I am interested in making a similar plot like this for iris data, with summary statistics produced on the plot: https://i.sstatic.net/Zyv2s.jpg

I am following this post over here: How to add summary statistics in histogram plot using ggplot2?

df <- iris
df.m <- melt(df, id="Species")

#Calculating the summary statistics
summ <- df.m %>% 
  group_by(variable) %>% 
  summarize(min = min(value), max = max(value), 
            mean = mean(value), q1= quantile(value, probs = 0.25), 
            median = median(value), q3= quantile(value, probs = 0.75),
            sd = sd(value))

I then modified the code to make density plots instead of histograms:

p1 <- ggplot(df.m) + geom_density(aes(x = value), fill = "grey", color = "black") + 
    facet_wrap(~variable, scales="free", ncol = 2)+ theme_bw()

I seem to be having a problem over here:

p1+geom_density(data=summ,label =split(summ,summ$variable),
npcx = 0.00, npcy = 1, hjust = 0, vjust = 1,size=2)

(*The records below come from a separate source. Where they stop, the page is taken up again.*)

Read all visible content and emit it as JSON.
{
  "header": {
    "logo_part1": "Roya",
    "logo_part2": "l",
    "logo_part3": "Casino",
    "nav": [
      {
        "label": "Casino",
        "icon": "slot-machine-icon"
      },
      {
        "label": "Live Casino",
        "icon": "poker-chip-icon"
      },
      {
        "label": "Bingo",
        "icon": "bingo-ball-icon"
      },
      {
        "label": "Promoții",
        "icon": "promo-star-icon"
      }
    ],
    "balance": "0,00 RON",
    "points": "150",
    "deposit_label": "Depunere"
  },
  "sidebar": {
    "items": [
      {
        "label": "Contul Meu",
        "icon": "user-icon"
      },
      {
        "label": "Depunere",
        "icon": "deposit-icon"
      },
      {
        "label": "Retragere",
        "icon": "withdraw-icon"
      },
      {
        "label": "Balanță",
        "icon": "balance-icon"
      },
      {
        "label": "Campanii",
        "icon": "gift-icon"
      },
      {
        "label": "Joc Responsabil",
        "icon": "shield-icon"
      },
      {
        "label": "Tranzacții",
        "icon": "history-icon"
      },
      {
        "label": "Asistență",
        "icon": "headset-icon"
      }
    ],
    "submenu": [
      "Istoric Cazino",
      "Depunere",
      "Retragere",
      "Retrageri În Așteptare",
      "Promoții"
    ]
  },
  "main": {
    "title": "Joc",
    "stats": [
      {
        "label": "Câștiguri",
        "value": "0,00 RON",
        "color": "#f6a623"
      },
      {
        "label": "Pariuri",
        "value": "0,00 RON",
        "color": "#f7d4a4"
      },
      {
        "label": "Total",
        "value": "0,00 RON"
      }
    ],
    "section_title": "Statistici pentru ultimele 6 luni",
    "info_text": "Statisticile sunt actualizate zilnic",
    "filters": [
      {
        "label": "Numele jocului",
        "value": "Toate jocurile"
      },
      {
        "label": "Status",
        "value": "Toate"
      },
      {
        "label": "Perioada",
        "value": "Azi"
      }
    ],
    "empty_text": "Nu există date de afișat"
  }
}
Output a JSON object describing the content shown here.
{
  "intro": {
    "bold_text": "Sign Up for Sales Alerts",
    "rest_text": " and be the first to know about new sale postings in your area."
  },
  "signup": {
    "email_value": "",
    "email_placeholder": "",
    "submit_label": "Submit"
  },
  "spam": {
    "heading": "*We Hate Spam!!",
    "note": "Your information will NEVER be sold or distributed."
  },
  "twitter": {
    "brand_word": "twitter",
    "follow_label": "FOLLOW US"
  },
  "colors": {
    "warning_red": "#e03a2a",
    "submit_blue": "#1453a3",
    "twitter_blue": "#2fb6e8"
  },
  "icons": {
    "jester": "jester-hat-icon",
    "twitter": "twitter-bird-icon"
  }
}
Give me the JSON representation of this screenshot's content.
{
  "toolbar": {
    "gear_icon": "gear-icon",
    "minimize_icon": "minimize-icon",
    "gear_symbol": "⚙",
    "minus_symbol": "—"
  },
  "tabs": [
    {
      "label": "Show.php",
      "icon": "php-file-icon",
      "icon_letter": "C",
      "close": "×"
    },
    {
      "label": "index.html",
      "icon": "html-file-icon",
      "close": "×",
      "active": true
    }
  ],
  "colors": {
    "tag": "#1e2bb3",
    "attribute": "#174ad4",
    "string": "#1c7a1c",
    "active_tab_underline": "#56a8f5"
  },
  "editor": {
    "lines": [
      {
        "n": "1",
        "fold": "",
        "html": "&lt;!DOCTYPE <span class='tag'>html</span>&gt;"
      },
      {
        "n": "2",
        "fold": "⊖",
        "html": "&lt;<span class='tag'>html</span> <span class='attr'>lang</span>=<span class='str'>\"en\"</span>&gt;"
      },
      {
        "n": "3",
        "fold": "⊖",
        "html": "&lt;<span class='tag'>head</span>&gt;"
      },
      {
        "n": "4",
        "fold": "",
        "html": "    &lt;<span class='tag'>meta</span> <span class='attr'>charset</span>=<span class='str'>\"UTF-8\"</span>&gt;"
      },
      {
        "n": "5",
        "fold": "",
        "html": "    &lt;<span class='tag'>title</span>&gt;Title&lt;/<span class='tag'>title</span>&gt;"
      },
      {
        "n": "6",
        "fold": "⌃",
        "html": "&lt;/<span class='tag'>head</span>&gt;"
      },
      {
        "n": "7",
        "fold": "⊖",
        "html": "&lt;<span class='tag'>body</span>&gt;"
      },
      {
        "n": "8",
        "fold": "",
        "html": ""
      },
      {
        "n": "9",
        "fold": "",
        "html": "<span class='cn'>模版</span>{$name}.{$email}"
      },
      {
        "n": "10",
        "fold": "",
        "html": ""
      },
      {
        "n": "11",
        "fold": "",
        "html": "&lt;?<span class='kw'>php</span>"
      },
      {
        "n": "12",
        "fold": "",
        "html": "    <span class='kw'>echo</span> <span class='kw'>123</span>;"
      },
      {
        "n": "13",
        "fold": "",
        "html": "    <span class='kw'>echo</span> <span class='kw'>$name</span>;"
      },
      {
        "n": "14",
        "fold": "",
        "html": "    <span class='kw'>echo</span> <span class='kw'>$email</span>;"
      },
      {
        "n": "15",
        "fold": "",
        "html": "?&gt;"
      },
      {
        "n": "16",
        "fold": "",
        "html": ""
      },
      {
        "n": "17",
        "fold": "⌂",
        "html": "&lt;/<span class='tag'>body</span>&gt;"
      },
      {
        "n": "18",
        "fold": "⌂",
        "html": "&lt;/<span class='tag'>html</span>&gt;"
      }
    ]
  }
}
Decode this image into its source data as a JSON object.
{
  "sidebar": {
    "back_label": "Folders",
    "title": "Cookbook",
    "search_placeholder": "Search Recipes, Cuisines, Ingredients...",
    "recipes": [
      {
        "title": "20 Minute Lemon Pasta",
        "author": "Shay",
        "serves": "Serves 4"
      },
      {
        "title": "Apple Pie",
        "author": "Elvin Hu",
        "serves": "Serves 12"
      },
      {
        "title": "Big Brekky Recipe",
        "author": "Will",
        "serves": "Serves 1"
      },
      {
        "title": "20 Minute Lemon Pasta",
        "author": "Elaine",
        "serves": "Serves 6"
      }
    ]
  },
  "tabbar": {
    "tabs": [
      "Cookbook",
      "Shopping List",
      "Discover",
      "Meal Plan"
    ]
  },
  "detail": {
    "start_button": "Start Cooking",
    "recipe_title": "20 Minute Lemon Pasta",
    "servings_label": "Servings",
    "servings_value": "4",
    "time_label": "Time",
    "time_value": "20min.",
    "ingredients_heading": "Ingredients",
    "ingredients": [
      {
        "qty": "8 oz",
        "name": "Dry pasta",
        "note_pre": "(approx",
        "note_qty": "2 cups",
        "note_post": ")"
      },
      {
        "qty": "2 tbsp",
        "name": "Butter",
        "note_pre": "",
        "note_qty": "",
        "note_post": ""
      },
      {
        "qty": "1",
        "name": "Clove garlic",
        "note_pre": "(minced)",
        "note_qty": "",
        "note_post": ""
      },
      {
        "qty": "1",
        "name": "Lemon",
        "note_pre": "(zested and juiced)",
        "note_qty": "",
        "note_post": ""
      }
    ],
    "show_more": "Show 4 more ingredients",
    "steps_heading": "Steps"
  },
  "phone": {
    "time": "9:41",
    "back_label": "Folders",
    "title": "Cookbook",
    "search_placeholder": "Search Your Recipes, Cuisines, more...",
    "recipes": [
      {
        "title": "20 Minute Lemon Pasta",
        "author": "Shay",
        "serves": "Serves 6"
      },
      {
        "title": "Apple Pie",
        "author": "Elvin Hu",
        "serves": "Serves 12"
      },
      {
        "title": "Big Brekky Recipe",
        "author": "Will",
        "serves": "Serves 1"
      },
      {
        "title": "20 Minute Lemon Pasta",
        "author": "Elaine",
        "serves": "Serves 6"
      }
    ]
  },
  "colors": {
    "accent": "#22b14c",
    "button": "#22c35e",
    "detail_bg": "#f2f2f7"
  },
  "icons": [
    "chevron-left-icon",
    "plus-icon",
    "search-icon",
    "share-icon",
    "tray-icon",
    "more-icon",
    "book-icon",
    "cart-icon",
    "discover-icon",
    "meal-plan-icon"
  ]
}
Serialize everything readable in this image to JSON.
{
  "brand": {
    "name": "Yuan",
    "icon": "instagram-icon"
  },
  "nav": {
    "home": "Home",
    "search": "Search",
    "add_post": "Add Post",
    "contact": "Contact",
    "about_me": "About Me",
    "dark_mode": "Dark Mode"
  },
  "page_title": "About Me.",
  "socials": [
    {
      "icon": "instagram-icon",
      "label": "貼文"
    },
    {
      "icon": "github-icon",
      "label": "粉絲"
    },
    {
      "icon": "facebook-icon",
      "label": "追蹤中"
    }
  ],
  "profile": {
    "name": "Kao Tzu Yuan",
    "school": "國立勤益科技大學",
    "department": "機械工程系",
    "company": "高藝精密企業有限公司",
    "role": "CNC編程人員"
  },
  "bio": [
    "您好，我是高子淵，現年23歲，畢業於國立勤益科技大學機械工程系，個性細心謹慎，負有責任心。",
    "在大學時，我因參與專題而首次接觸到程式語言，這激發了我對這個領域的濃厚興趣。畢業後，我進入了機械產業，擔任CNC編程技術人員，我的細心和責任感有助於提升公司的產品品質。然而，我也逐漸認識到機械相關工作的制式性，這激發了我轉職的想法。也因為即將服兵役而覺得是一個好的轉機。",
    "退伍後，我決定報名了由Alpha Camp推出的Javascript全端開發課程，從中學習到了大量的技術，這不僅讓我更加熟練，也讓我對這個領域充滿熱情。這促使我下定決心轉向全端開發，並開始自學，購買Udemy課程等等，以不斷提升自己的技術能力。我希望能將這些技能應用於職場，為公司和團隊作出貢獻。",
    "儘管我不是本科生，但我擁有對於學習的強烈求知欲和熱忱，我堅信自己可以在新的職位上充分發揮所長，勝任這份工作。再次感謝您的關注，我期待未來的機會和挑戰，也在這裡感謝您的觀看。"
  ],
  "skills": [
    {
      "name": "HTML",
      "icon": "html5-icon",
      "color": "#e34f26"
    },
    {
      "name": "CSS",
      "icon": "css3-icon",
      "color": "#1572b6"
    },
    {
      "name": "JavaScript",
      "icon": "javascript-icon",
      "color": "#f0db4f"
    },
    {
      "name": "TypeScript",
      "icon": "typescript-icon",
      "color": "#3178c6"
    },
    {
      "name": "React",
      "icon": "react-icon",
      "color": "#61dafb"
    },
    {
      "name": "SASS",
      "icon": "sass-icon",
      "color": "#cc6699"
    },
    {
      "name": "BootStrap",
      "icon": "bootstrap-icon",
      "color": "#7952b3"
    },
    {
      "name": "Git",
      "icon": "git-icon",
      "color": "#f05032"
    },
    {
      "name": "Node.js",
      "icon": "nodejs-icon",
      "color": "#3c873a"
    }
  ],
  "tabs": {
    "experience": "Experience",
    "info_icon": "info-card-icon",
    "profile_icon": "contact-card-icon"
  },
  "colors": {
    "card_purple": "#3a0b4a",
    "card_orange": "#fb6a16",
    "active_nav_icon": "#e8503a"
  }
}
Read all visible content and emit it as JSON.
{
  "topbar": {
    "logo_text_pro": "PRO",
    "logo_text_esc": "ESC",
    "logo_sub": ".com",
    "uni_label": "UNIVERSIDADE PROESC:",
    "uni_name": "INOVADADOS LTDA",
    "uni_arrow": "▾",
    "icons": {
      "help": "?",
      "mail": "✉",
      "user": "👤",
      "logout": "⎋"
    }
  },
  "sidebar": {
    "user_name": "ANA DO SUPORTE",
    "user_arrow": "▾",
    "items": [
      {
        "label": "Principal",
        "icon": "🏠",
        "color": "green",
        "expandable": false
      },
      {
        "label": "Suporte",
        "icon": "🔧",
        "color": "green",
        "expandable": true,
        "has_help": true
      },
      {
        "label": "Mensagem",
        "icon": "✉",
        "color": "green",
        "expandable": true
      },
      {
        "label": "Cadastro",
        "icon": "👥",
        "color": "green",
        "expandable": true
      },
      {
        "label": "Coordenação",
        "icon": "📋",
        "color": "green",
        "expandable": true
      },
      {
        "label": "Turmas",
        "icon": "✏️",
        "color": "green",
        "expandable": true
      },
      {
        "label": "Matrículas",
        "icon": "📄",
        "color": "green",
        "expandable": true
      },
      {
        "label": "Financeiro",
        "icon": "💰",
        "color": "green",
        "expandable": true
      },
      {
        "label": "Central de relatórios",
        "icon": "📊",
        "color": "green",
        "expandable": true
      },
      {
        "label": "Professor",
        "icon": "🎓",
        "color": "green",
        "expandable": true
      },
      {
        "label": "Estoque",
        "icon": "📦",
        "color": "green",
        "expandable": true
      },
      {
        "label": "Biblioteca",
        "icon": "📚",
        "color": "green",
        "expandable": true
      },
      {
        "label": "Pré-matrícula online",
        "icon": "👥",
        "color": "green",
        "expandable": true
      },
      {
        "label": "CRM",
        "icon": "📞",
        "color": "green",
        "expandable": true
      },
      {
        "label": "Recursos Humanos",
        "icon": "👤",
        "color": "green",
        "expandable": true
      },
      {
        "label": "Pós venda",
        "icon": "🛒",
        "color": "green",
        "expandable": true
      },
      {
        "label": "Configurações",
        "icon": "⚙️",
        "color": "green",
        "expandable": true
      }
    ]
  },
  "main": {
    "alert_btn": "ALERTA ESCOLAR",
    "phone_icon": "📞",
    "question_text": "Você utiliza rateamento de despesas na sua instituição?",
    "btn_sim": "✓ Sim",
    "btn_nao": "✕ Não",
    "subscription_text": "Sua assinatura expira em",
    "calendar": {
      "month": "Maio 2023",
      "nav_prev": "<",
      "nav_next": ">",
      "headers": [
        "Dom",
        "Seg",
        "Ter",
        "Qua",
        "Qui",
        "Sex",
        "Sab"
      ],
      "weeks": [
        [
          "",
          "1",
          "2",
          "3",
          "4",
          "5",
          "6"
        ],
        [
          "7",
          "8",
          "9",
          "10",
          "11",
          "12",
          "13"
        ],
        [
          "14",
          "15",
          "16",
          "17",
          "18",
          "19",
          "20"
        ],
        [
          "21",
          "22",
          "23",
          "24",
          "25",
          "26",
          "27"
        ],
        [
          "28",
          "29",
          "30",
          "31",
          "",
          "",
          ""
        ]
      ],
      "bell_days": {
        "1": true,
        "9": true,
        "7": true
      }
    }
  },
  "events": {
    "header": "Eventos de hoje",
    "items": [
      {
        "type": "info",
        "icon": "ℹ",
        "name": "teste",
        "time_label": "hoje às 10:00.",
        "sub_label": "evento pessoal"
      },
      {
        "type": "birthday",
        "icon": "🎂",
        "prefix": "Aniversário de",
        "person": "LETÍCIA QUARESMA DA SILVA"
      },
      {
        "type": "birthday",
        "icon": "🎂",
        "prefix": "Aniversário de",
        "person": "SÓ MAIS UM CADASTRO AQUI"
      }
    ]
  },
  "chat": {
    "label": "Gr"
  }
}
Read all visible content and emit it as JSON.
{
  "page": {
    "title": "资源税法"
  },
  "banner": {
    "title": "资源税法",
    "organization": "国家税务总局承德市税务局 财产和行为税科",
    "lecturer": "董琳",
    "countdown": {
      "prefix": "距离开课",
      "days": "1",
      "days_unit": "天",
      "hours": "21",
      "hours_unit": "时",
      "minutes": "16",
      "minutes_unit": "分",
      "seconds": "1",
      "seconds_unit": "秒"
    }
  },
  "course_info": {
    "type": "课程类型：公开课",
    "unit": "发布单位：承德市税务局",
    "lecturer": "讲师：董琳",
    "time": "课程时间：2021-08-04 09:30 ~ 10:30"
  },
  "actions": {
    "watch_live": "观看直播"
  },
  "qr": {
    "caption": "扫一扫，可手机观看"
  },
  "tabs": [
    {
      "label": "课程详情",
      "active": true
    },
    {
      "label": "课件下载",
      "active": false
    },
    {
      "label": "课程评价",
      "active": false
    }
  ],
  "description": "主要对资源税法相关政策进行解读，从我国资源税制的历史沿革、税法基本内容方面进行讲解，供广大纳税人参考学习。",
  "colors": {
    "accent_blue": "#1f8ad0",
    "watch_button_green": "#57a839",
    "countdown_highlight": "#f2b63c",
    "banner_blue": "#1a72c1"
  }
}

Does anyone know what the problem is? Also, is it possible to accomplish this with only ggplot2? I am working with a computer where I do not have the admin privileges to download many libraries (I have reshape2, dplyr, ggplot2). Should this be done using the annotate() function in ggplot2? And is there a way to change the x-axis for each graph to "log"?


Solution

  • I would suggest next approach as you have only few packages. You can add summary as a text annotation but you should play around the position of the text for each groups. Also log() transformation is possible if you apply in the aes() for ggplot(). I will show you two ways to do the annotations.

    library(ggplot2)
    library(dplyr)
    
    #Data
    df <- iris
    df.m <- melt(df, id="Species")
    

    Here, we create the annotations:

    #Calculating the summary statistics and create the label
    summ <- df.m %>% 
      group_by(variable) %>% 
      summarize(min = min(value), max = max(value), 
                mean = mean(value), q1= quantile(value, probs = 0.25), 
                median = median(value), q3= quantile(value, probs = 0.75),
                sd = sd(value)) %>%
      mutate_if(is.numeric, round, digits=2) %>%
      mutate(lab = paste("min = ", min, "\nmax = ", max, "\nmean = ", mean, 
                        "\nq1 = ", q1, "\nmedian = ", median, "\nq3 = ", q3, "\nsd = ", sd),
             position=c(1.5, 0.8, 0.25, -2)) %>% select(variable, lab, position)
    

    If you want to define the position of the labels you have to modify position variable from previous section which determines x position. Using that the code for the plot is next:

    #Plot
    p1 <- ggplot(df.m) + geom_density(aes(x = log(value)), fill = "grey", color = "black") + 
      facet_wrap(~variable, scales="free", ncol = 2)+ theme_bw()
    p1 <- p1 + geom_text(data = summ, aes(x=position, label = lab), y=Inf, hjust=1, vjust=1.2, size=3)
    p1
    

    The output:

    enter image description here

    Annotations have the x position defined in summ. If you want to avoid it you simply use next code:

    p1 <- ggplot(df.m) + geom_density(aes(x = log(value)), fill = "grey", color = "black") + 
      facet_wrap(~variable, scales="free", ncol = 2) + theme_bw()
    p1 <- p1 + geom_text(data = summ, aes(label = lab), x = Inf, y = Inf, hjust = 1, vjust = 1.2, size = 3)
    p1
    

    The output:

    enter image description here

    You can choose any of these options. The reason why the function you applied did not work is maybe due to grid and gridExtra packages.